Sanem Kleff stimmt zu: Der Auftrag an die Institution Schule müsse weniger sein, die Kinder fit für den Arbeitsmarkt zu machen, und vielmehr sie zu stärken, ihnen Werte und Haltungen zu vermitteln und das soziale Lernen in den Mittelpunkt zu stellen. Schüler*innen so zu bilden, dass sie zu eigenständigen, selbstbestimmten und demokratischen Individuen werden – darum müsse es gehen. Interessanterweise steht das auch in jedem Schulgesetz, so Kleff. Dafür müsse die Kommunikation zwischen Lehrer*innen und Schüler*innen auf Augenhöhe ablaufen und eine Philosophie der Gleichwertigkeit aller Menschen leitend sein. Ein Schulsystem ist entweder ex- oder inkludierend, und von einem inklusiven Schulsystem sind wir weiterhin weit entfernt.
Ali Yildirim greift Kleffs Forderung auf und betont: Wir müssen das große Ganze sehen. Aber wenn es um die schulische Bekämpfung von Rassismus geht, fehle oft die Ernsthaftigkeit. Der Kampf gegen Rassismus kann nicht bloß eine Projektwoche sein. Antirassistische Bildung müsse fester Bestandteil des Lehrplans sein. Die Bildungsinitiative setzt sich dafür ein, dass Rassismuskritik mehr ist als nur ein Banner, mit dem sich eine Schule schmücken kann. Eine „Schule ohne Rassismus“ zu postulieren, so Yildirim, ist reine Symbolpolitik. Daher sei das auch ein fragwürdiges Ziel: Eine Schule gegen Rassismus, ja, die könne es geben. Dafür brauche es jedoch Facettenreichtum und Antirassismus als festen Bestandteil des Lehrplans. Dabei dürfe die Behandlung von Rassismus in der Schule nicht nur auf den Nationalsozialismus beschränkt werden. Er habe in der Schule nicht gelernt, was der NSU ist. Erst nach dem Anschlag am 19. Februar sei ihm klargeworden, wie viele Anschläge es zuvor bereits in Deutschland gab. Dabei habe es sogar erst kurz vor dem Anschlag in Hanau einen weiteren Anschlag gegeben: Das Attentat von Halle. Doch meist werde nach einer Woche Aufschrei schon nicht mehr darüber geredet.

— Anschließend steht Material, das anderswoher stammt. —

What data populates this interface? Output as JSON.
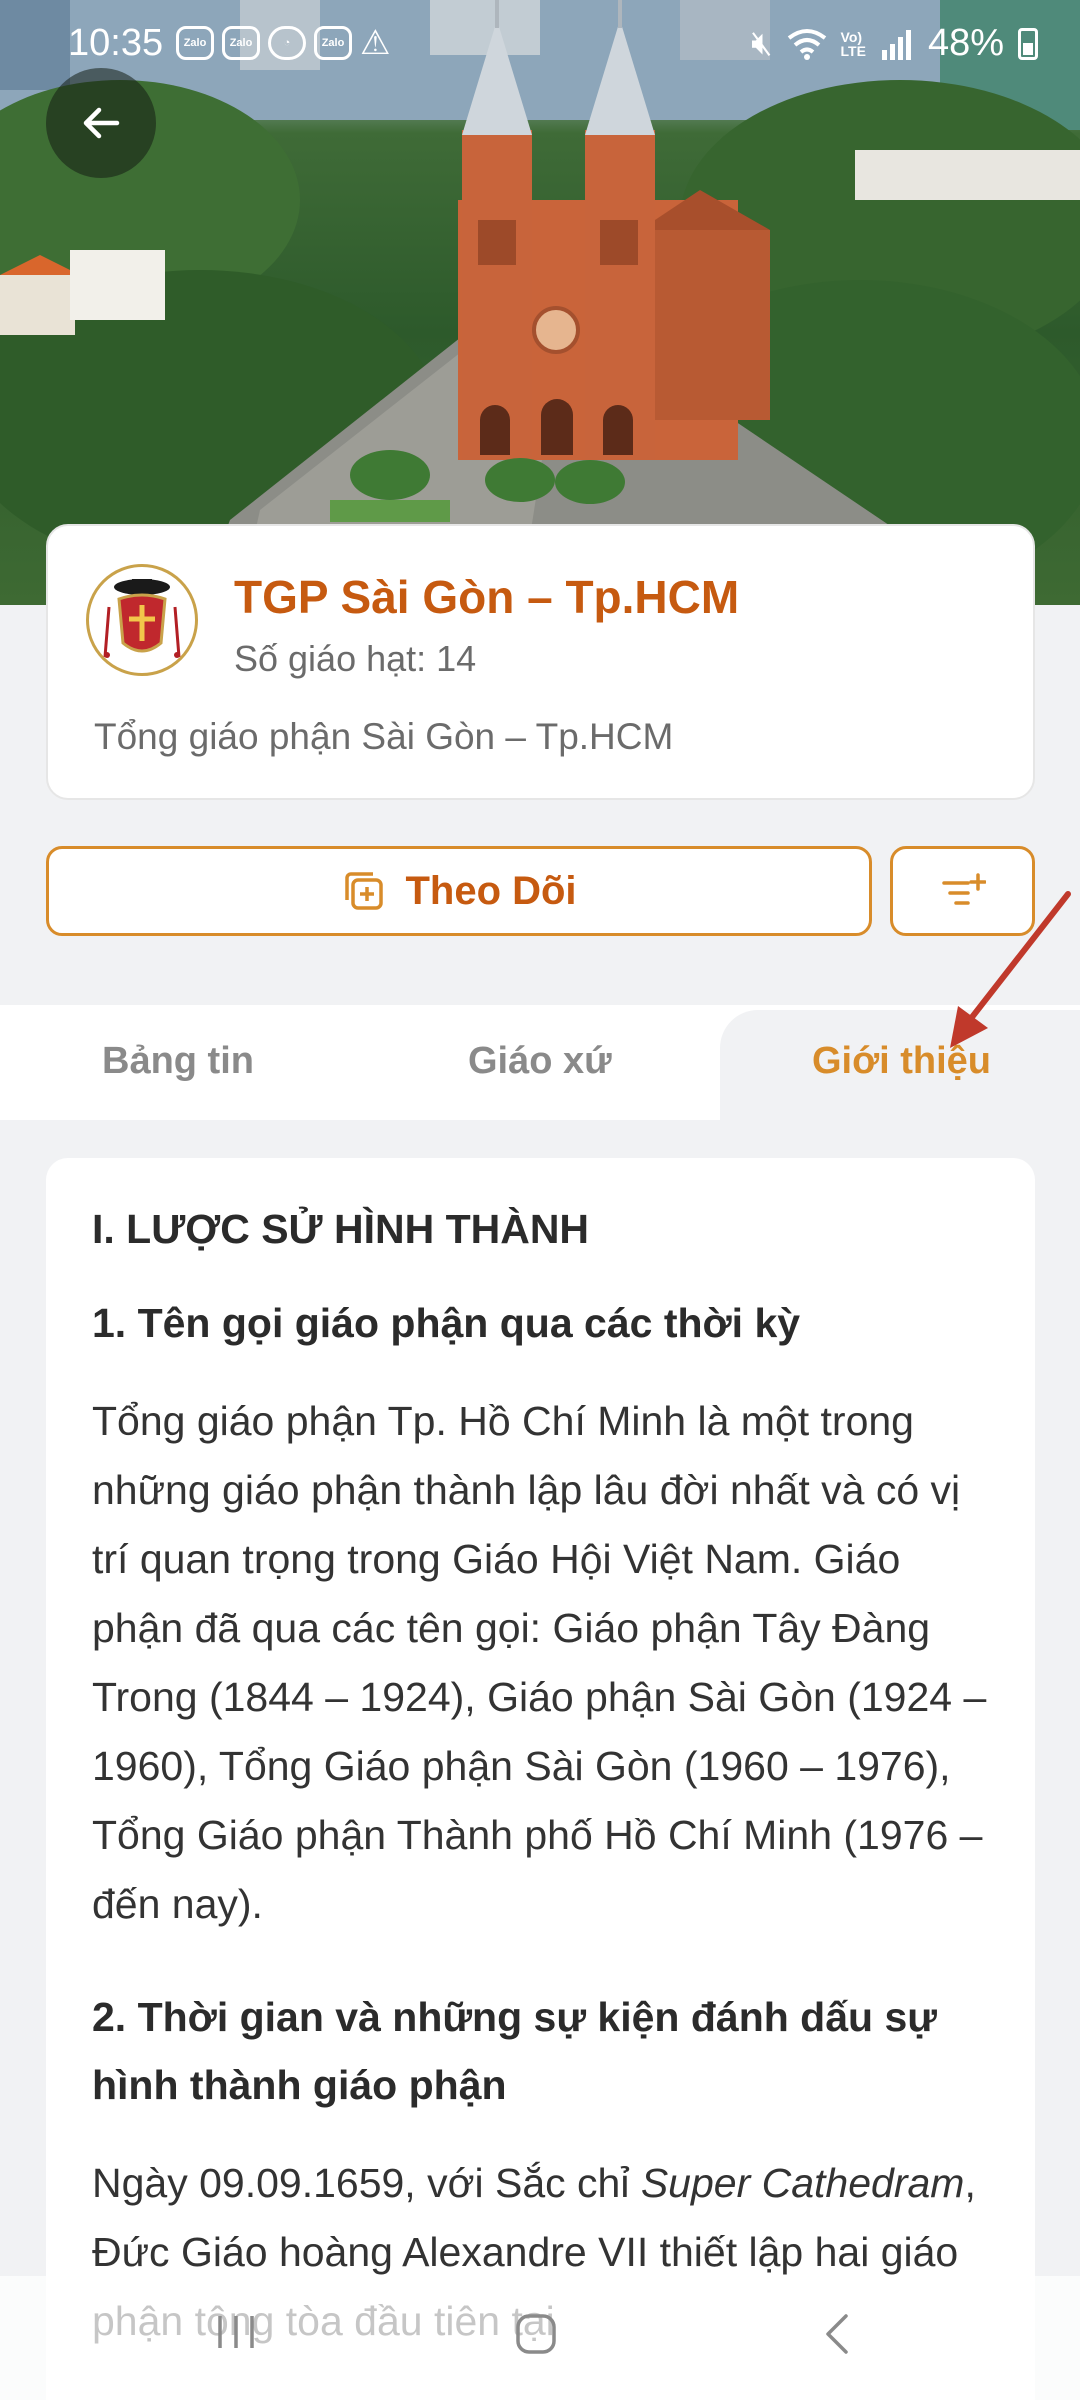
{
  "status_bar": {
    "time": "10:35",
    "app_icons": [
      "Zalo",
      "Zalo",
      "whatsapp",
      "Zalo",
      "warning"
    ],
    "battery": "48%"
  },
  "header": {
    "org_name": "TGP Sài Gòn – Tp.HCM",
    "deanery_count": "Số giáo hạt: 14",
    "description": "Tổng giáo phận Sài Gòn – Tp.HCM"
  },
  "actions": {
    "follow_label": "Theo Dõi"
  },
  "tabs": [
    {
      "label": "Bảng tin",
      "active": false
    },
    {
      "label": "Giáo xứ",
      "active": false
    },
    {
      "label": "Giới thiệu",
      "active": true
    }
  ],
  "content": {
    "section_title": "I. LƯỢC SỬ HÌNH THÀNH",
    "sub1_title": "1. Tên gọi giáo phận qua các thời kỳ",
    "sub1_body": "Tổng giáo phận Tp. Hồ Chí Minh là một trong những giáo phận thành lập lâu đời nhất và có vị trí quan trọng trong Giáo Hội Việt Nam. Giáo phận đã qua các tên gọi: Giáo phận Tây Đàng Trong (1844 – 1924), Giáo phận Sài Gòn (1924 – 1960), Tổng Giáo phận Sài Gòn (1960 – 1976), Tổng Giáo phận Thành phố Hồ Chí Minh (1976 – đến nay).",
    "sub2_title": "2. Thời gian và những sự kiện đánh dấu sự hình thành giáo phận",
    "sub2_body_start": "Ngày 09.09.1659, với Sắc chỉ ",
    "sub2_body_italic": "Super Cathedram",
    "sub2_body_rest": ", Đức Giáo hoàng Alexandre VII thiết lập hai giáo phận tông tòa đầu tiên tại"
  },
  "colors": {
    "accent": "#d88c2a",
    "brand_text": "#c65a10",
    "annotation_arrow": "#c0392b"
  }
}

Die Workshops der Bildungsinitiative würden oft von Schüler*innen initiiert und seien bewusst interaktiv gestaltet. Wichtig sei, dass die Betroffenenperspektive in der Bildungsarbeit eine Rolle spielt – es müsse ein Raum eröffnet werden, der den Schüler*innen in der Schule oft fehlt. Es mache einen Unterschied, ob die Leute, die etwas über Rassismus erzählen, auch selbst Rassimus erlebt haben. Doch wie sehen eigentlich die Konsequenzen aus, wenn Lehrkräfte sich rassistisch verhalten?
Auch sein Freund Ferhat habe Beleidigungen durch Lehrkräfte erlebt, ohne dass es Konsequenzen gegeben hätte. Es können nicht sein, dass Lehrkräfte den Druck einfach an Schüler*innen weitergeben. Yildirim fordert externe Beschwerdestellen, an die sich Schüler*innen wenden können. Extern müssten die Stellen sein, damit sie nicht in die Machtstrukturen innerhalb der Institution Schule eingebunden sind. Auch die Benotung spiele eine große Rolle. Yildirim selbst habe in der 4. Klasse ein sehr gutes Zeugnis gehabt und hatte bessere Noten als einige seiner Mitschüler – am Gymnasium angenommen wurde er, anders als seine Mitschüler*innen mit ‚deutschem‘ Namen, jedoch nicht. Ihm wurde gesagt, er solle sich doch eine Gesamtschule oder Hauptschule suchen. Um Chancengleichheit in der Schule zu realisieren, brauche es mehr als die Arbeit von Initiativen, die nach tödlichen Anschlägen gegründet wurden. Wo sind die ganzen Bildungsministerien in dieser Frage? Diese Leute hätten die Entscheidungsgewalt. Einen Tag vor der Podiumsdiskussion war die Bildungsinitiative bei Bundeskanzler Olaf Scholz zu Gast, berichtet Yildirim. Direkt nach dem Gespräch habe er gedacht: Das wird auch nicht viel verändern. Sie können noch so oft sagen, dass sie mich verstehen, sie können mich nicht verstehen, das ist den Leuten nicht klar, weil zu wenig zugehört wird. Wir lebten in einer Gesellschaft, die auf Egoismus basiere und Themen, die einen nicht selbst betreffen, oft als uninteressant gelten. Um Empathie zu wecken, bräuchte es Berührungspunkte. Nur so könne Kommunikation gelingen. Dafür müsse sich die Mehrheitsgesellschaft mit Rassismus auseinandersetzen – nicht nur eine antifaschistische und antirassistische linke Bubble. Ein weiteres Problem sieht Yildirim in der Zuteilung der Gelder: Es können nicht sein, dass die Initiativen und Programme die es gibt um ein Stück Kuchen kämpfen muss. Wenn wir schon die Arbeit machen, die der Staat machen müsste, so Yildirim, dann soll der Staat bitte wenigstens die Mittel zur Verfügung stellen, damit wir das ordentlich machen können.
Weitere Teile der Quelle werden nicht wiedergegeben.